In a safe place, she could plan her next movement without worrying or wondering if her mother’s goons would track her to earth.
She smiled as Peri made a warbling noise at a pair of sparrows who alighted on a branch near to Mallory’s window. “Perhaps we’ll move to a place where you can run to your heart’s content in a garden to play with birds and rabbits and mice.”
Even now, that sapphire and diamond necklace resided in the hem of her favorite day dress, the one she wore every other day. She’d sewn it securely between the layers of that hem to make certain it wouldn’t move or fall out, and hopefully it would never be detected... since laundry was rarely done in the asylum.
She’d been fortunate to steal it, for she was also an opportunist. When a fight had broken out between two of the residents, and when the guard was distracted by breaking up the fight, she’d switched the real piece for one of the fake one, then had gone on to pretend an “incident” in which she’d temporarily “gone insane” and wiped everything from the table to the floor. With the real piece safely tucked into a clever pocket she’d ripped and then tied beneath her skirting, she’d spirited the bracelet away shortly before a female staff member was called to escort her back to her room.
Of course, she’d received a punch to the jaw for her “antics” in the dining room and the time it would take for the servants to clean the mess, but she’d considered the pain and bruising as a sign of victory and the first step onto the path to freedom. The letter had been the next step. When she was able to leave the asylum, she intended to make a collar out of part of the necklace, for the feline would be as good a place as any to store the valuables.

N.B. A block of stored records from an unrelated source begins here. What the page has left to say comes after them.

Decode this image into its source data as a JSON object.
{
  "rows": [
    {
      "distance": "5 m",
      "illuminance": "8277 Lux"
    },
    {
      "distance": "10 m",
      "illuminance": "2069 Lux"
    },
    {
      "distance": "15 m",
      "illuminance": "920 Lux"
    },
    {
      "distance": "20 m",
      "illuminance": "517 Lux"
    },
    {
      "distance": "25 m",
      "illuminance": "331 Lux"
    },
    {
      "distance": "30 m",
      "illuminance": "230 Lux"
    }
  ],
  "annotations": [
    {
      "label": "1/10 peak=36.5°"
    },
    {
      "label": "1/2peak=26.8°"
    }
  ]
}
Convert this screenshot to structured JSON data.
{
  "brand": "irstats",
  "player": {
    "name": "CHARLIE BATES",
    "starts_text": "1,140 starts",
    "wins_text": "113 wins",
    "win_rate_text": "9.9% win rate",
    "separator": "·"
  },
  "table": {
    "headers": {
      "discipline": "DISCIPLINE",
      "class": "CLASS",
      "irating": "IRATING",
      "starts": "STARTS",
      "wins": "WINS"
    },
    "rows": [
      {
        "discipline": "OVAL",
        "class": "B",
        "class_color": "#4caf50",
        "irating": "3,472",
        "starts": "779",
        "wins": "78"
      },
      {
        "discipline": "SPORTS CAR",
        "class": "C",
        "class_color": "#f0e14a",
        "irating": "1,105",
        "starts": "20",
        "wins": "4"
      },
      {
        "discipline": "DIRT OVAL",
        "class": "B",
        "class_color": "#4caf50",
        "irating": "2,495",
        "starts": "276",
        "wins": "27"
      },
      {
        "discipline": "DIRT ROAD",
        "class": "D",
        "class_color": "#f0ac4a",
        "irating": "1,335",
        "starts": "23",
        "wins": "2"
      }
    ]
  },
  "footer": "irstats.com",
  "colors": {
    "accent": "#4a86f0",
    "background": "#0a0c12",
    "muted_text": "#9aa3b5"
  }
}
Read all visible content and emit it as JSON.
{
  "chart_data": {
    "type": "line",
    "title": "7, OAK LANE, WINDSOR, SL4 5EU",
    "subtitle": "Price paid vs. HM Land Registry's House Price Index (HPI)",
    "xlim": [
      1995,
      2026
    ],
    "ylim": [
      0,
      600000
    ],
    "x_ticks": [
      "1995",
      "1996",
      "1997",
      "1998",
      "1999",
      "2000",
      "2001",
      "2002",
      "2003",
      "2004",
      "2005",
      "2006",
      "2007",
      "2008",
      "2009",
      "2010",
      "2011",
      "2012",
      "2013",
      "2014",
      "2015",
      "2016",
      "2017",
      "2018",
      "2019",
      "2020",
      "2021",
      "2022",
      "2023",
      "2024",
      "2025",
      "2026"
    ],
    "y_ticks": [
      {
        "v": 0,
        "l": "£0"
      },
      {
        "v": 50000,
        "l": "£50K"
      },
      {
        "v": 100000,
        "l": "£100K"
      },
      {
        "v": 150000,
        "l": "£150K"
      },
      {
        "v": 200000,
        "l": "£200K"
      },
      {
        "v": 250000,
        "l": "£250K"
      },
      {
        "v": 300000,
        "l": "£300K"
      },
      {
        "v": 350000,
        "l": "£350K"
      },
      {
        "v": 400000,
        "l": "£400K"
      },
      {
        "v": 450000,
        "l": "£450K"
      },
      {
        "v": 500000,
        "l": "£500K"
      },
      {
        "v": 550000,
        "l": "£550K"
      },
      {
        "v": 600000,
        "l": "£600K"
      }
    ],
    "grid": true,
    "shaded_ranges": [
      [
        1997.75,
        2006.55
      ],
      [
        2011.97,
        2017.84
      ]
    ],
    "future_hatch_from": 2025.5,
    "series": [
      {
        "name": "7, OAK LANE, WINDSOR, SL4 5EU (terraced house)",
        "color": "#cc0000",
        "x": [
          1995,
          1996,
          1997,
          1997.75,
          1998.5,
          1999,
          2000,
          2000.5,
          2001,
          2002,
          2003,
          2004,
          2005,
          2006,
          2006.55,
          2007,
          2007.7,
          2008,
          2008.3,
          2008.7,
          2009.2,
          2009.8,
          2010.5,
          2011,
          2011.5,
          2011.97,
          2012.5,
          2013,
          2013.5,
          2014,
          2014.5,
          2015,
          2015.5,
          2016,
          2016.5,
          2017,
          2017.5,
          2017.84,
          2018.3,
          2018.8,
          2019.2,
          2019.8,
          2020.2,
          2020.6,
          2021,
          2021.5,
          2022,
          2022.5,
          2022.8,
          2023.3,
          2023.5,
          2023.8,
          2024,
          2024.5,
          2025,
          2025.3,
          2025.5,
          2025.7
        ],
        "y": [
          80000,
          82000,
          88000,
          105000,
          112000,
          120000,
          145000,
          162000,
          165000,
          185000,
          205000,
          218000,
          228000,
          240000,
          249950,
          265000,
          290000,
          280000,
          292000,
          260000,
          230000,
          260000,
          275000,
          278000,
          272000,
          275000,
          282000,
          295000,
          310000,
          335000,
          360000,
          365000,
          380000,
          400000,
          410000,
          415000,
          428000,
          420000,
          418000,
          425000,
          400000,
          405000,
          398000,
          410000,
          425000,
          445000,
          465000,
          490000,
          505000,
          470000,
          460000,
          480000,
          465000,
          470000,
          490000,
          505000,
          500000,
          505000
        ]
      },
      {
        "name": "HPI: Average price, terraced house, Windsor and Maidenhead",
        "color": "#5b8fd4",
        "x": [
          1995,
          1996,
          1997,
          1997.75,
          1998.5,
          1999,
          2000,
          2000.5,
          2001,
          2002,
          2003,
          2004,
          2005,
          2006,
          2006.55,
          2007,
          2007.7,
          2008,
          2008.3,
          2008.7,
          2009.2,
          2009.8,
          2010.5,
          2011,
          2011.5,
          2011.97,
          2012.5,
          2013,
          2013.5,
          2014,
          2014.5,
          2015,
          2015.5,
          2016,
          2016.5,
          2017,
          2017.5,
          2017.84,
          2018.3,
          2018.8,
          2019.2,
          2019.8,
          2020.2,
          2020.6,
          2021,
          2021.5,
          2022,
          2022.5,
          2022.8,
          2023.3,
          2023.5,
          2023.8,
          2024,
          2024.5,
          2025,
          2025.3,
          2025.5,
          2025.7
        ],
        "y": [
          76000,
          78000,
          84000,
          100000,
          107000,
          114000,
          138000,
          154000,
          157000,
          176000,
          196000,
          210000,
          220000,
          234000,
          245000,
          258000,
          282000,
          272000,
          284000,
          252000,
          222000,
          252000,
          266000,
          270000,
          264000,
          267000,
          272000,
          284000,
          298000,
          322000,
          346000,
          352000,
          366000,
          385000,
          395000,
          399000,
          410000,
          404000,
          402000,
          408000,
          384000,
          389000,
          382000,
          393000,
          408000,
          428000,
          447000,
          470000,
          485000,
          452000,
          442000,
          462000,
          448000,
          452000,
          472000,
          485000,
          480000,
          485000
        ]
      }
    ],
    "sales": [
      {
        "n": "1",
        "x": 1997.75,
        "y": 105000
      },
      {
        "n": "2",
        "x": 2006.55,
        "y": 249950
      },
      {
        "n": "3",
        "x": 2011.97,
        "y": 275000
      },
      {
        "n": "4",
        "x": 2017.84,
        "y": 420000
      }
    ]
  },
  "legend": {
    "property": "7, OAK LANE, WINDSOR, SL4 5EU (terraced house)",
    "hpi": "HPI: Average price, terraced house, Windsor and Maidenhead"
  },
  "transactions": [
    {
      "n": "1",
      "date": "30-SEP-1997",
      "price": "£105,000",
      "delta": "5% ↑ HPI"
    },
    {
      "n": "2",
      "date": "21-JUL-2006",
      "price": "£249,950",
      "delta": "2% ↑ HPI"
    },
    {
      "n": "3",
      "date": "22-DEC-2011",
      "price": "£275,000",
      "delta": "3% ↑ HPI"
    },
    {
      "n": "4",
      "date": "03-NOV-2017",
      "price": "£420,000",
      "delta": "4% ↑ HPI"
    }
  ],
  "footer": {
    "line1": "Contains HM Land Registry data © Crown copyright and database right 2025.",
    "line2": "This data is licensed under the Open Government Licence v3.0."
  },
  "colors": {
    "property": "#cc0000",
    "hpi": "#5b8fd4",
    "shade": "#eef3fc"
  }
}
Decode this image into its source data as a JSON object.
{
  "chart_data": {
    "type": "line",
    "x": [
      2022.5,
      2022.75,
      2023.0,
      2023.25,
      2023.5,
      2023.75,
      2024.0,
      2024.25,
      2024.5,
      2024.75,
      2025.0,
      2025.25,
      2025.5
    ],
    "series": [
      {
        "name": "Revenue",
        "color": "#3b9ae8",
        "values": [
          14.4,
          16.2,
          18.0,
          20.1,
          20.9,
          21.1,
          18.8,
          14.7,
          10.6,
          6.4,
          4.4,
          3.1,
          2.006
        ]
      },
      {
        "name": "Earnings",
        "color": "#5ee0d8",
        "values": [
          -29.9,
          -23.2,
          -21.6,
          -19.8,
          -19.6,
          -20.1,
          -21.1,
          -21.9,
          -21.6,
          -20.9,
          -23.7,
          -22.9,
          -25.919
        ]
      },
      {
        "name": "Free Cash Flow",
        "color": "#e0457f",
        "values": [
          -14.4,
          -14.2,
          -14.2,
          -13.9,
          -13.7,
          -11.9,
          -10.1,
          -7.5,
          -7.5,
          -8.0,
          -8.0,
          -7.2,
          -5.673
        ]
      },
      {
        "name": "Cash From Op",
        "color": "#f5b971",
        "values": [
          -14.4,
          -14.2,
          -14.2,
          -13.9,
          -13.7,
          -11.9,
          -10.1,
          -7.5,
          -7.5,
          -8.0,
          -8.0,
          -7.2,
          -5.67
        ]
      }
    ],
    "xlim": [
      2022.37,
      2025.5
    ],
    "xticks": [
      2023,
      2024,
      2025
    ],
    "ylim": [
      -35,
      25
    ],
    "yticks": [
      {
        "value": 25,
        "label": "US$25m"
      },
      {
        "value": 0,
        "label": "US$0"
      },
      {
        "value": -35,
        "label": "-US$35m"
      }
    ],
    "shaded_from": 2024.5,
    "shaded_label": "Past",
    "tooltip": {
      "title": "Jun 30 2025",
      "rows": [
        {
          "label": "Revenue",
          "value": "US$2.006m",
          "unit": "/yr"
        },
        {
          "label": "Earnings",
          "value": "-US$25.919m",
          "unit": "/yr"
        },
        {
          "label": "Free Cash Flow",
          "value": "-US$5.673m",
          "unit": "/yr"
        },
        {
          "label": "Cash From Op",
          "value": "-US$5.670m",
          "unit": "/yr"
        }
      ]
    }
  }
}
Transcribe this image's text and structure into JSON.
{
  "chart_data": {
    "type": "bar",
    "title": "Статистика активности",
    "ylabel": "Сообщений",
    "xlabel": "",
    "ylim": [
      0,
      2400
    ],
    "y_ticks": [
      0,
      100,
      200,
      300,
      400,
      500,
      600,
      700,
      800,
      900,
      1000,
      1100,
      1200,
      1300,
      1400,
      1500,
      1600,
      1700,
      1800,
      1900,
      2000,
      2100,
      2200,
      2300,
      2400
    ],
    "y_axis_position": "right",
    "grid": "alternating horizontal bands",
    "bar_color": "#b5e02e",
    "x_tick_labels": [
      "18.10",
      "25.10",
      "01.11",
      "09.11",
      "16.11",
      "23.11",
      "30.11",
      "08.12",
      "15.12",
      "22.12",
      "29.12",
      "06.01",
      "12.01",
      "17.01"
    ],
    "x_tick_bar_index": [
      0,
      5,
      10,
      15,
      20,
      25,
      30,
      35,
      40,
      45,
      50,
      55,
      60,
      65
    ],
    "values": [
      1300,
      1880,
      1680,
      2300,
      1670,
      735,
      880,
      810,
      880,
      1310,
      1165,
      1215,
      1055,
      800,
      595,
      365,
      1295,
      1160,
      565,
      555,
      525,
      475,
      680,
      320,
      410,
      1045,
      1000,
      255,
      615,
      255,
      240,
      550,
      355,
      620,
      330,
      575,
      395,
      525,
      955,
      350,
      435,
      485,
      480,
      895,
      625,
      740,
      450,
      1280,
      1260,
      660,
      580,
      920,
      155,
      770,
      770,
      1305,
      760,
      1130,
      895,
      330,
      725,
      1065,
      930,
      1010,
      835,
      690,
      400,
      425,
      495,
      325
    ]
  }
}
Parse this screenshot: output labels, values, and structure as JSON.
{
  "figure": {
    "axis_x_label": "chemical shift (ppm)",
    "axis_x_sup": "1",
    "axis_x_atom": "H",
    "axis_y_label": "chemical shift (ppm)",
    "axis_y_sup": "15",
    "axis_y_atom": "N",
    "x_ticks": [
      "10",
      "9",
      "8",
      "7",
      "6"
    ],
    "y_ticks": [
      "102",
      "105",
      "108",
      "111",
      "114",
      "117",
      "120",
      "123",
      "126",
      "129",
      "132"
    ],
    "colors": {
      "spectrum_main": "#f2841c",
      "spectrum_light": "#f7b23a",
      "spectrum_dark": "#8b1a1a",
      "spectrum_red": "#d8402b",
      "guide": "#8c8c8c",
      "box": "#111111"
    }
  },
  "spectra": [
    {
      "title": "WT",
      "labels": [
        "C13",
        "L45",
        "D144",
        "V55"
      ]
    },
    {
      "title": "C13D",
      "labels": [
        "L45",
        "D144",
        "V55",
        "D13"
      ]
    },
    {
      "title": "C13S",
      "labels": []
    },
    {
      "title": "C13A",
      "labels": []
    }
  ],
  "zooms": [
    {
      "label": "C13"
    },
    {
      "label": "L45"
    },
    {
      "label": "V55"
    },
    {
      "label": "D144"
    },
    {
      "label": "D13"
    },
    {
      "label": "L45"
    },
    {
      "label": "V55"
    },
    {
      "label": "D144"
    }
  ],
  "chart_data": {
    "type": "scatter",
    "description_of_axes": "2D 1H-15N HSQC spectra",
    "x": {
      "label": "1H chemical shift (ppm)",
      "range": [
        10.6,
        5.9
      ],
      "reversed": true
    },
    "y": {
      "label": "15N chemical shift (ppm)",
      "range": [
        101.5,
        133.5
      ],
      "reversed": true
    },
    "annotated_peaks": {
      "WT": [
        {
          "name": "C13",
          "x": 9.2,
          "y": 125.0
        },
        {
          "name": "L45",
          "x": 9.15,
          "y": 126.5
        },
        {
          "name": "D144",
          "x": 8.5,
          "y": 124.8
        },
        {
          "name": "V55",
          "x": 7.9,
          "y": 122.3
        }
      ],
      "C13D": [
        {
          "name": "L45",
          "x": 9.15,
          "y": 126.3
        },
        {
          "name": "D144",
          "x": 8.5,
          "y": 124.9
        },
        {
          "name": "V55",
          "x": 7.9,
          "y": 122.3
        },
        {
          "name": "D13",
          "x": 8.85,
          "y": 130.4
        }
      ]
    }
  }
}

Following her beating, the people in charge had not allowed Mallory to leave her room for three days. Meals were few and far between during that time, but it allowed her to formulate the next step of her plan—to write for help. She would escape. There was no other option.
“Meow.”
“Agreed,” Mallory said with a grin. One of the female residents had broken away from her guards and currently fled across the lawn while at the same time relieving herself of various pieces of clothing. There was no mistaking that Agnes’ mind was indeed not quite right. Seconds later, one of the carers ran after her.
Moments of hilarity were few and far between at the asylum, which meant she would succeed in the plan to escape, because she wanted to actually live her life before it was over. No more wasting away here, for there were dreams she still persisted in having regardless of her hopeless status. Beyond that, her mother would pay. The woman who was supposed to care for and protect her children was naught but a monster who abandoned the same. Mallory wanted freedom, romance, love, possibly babies and a loving husband, a chance at a life that didn’t contain abuse, pain, or fear.
However, first she wanted to enjoy everything she was shut out from that a daughter of an earl should have had, everything life had to offer, to have the chance to make decisions on her own, to wear pretty clothes and attend a ball.
Then perhaps the nightmares would stop.